How do you simplify the expression #(cottsec^2t-cott)/(sint tant+cost)#?

1 Answer

#sint#

Explanation:

(I'm writing this bit - the intro - last. I've just worked the problem and I had no idea where it would go or how to simplify it, beyond the fact that I took it apart piece by piece and took substitution opportunities where I could. It's easy to look at something complicated and shrug and think "I can't do this", but if you can start by doing something - anything - you can start to make sense of it. This is not to say that the first few things you do will make the problem simple right away - it can get rather messy. But stick with it and it should resolve itself into something simpler!)
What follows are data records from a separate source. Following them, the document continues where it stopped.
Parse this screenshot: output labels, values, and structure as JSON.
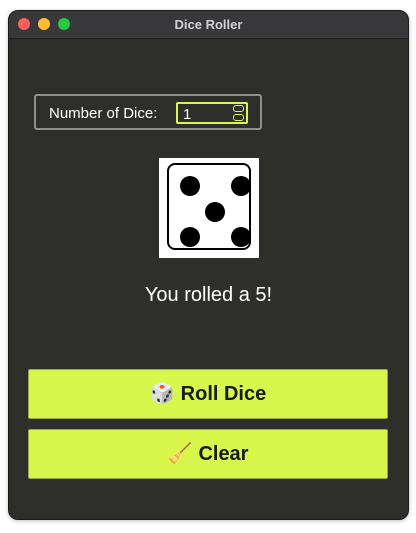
{
  "window": {
    "title": "Dice Roller"
  },
  "controls": {
    "dice_label": "Number of Dice:",
    "dice_count": "1"
  },
  "die": {
    "value": 5
  },
  "result_text": "You rolled a 5!",
  "buttons": {
    "roll": {
      "icon": "🎲",
      "icon_name": "dice-icon",
      "label": "Roll Dice"
    },
    "clear": {
      "icon": "🧹",
      "icon_name": "broom-icon",
      "label": "Clear"
    }
  },
  "colors": {
    "accent": "#d9f64c",
    "background": "#2e2e2b",
    "text": "#ffffff"
  }
}
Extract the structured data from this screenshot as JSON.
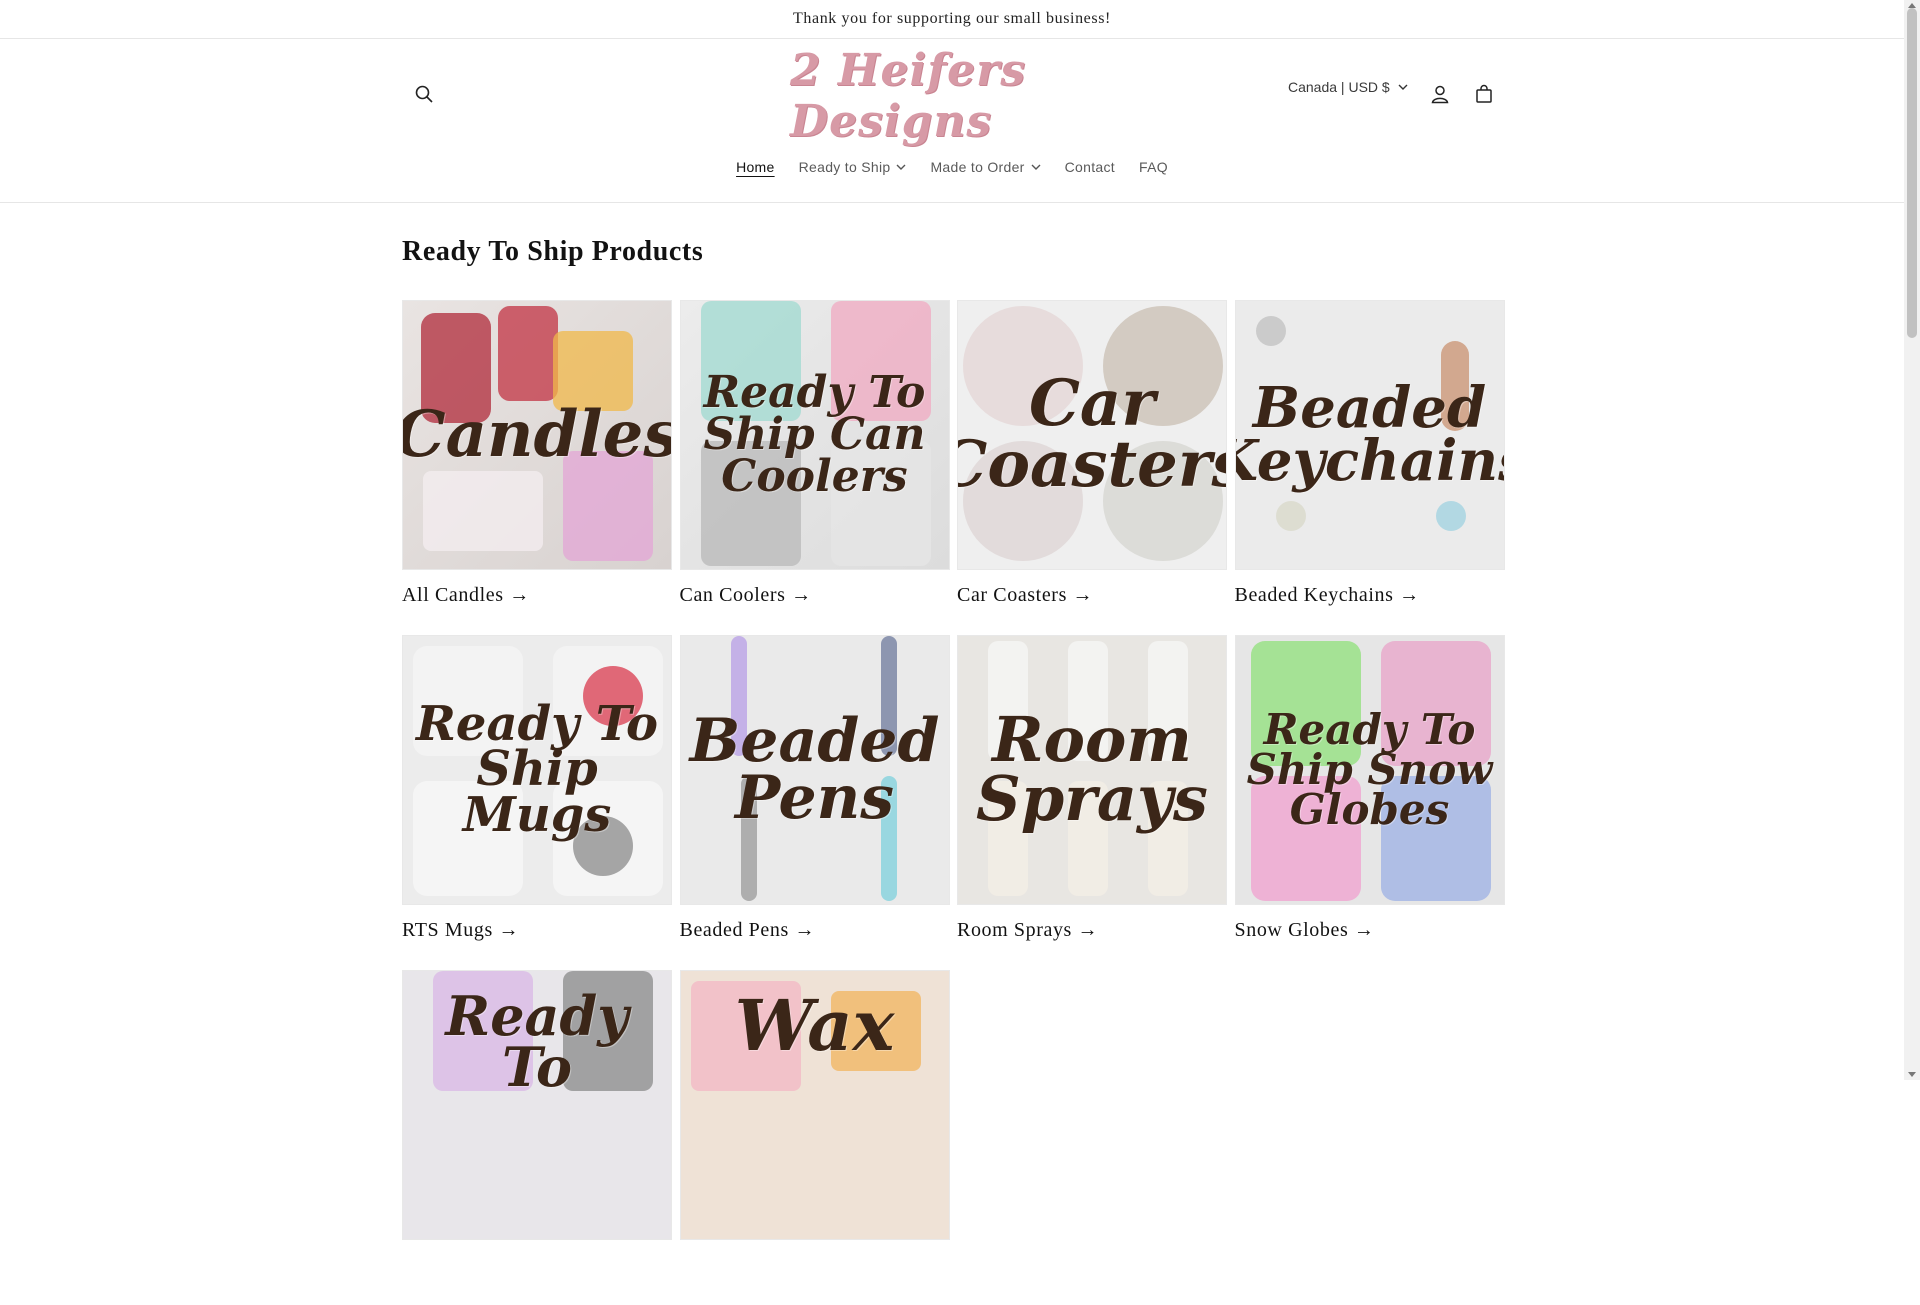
{
  "announcement": {
    "text": "Thank you for supporting our small business!"
  },
  "header": {
    "logo_text": "2 Heifers Designs",
    "locale": "Canada | USD $",
    "icons": [
      "search-icon",
      "account-icon",
      "cart-icon"
    ]
  },
  "nav": {
    "items": [
      {
        "label": "Home",
        "active": true,
        "dropdown": false
      },
      {
        "label": "Ready to Ship",
        "active": false,
        "dropdown": true
      },
      {
        "label": "Made to Order",
        "active": false,
        "dropdown": true
      },
      {
        "label": "Contact",
        "active": false,
        "dropdown": false
      },
      {
        "label": "FAQ",
        "active": false,
        "dropdown": false
      }
    ]
  },
  "section": {
    "title": "Ready To Ship Products",
    "collections": [
      {
        "title": "All Candles →",
        "overlay": "Candles"
      },
      {
        "title": "Can Coolers →",
        "overlay": "Ready To Ship Can Coolers"
      },
      {
        "title": "Car Coasters →",
        "overlay": "Car Coasters"
      },
      {
        "title": "Beaded Keychains →",
        "overlay": "Beaded Keychains"
      },
      {
        "title": "RTS Mugs →",
        "overlay": "Ready To Ship Mugs"
      },
      {
        "title": "Beaded Pens →",
        "overlay": "Beaded Pens"
      },
      {
        "title": "Room Sprays →",
        "overlay": "Room Sprays"
      },
      {
        "title": "Snow Globes →",
        "overlay": "Ready To Ship Snow Globes"
      },
      {
        "title": "",
        "overlay": "Ready To"
      },
      {
        "title": "",
        "overlay": "Wax"
      }
    ]
  },
  "colors": {
    "logo": "#d79aa6",
    "overlay_text": "#3b2618",
    "border": "#e6e6e6"
  }
}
Let's start with the original:

#(cottsec^2t-cott)/(sint tant+cost)#

In the numerator, let's factor out #cott# to get to a #(sec^2t-1)# term and in the denominator let's look at multiplying the sin and tan so that we can work with the cos:

#(cott(sec^2t-1))/(sint (sint/cost)+cost)#

In the numerator, we can use the trig identity #tan^2t=sec^2t-1# and substitute in. In the denominator, I'm going to work on getting the terms to add:

#(cott(tan^2t))/((sin^2t/cost)+cost(cost/cost))#

#((1/tant)(tan^2t))/((sin^2t/cost)+(cos^2t/cost))#

#tant/((sin^2t+cos^2t)/cost)#

#(tantcost)/(sin^2t+cos^2t)#

We can substitute in the denominator, using the trig identity #sin^2t+cos^2t=1#

#((sint/cancelcost)cancelcost)/1#

#sint#